In my state of Australia, we got a revision to our regs when Lime rental scooters came along. I contacted the transport committee that was working on the regs and surprise they actually came up with some really simple and solid rules. Including descriptions like "1 or more wheels".....
Point of the comment is this is an existing law in a developed country and you should steer your local or state authority to this as an example of clear and functional rules for them to consider for your state.

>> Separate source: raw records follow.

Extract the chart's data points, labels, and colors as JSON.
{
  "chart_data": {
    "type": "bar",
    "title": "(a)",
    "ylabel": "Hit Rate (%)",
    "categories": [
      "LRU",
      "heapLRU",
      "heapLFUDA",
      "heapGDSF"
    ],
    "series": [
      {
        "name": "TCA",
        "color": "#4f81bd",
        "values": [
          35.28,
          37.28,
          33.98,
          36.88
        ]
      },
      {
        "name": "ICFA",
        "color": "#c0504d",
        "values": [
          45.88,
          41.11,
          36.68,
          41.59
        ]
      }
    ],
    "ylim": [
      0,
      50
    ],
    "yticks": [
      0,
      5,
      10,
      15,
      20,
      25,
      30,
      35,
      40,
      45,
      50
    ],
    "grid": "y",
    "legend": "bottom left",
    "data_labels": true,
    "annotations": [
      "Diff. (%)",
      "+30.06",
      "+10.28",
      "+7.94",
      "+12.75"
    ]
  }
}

Couldn't hurt to let them know they are not keeping up with the rest of the world. 👍
@wheelrich yeah I see that...looks like Cali fucked it’s citizens yet once again...such a beautiful state...ruined by its constituents voting in its politicians with policies that ruin it entirely...
IanJohnson last edited by
The Onewheel can be an "electrically motorized board" which is allowed up to 20mph on streetswith limits under 35mph, and on sidewalks so long as they are ridden in a manner safe for pedestrians up to 15mph. Cities are allowed to make their own, more restrictive rules if they want.
onewheelmx last edited by
@wheelrich Here's the complete text of AB-604
@onewheelmx yes, that's a bill from 2015, which among other things, added CVC 313.5 defining "electrically motorized boards". But you need to look up each of those changes in the actual statutes they created or amended in the Vehicle Code itself, to fully analyze them. The current California Vehicle Code can be found here:
Some of the items in that old bill from 2015 may have been changed in the interim. Also, cross referencing of surrounding sections, other codes, and court appellate decisions can come into play. If it were as simple as looking at a bill passed 4 years ago, anyone could be a lawyer.
Good luck with your legal analysis. BTW county law libraries are available to the public. In fact, they are intended for the public, not just lawyers.
-ps there is a FB group called Onewheel Legal Freedoms, that discusses these issues. But pay attention to the sources cited, and what state each discussion is about. It's not just California info.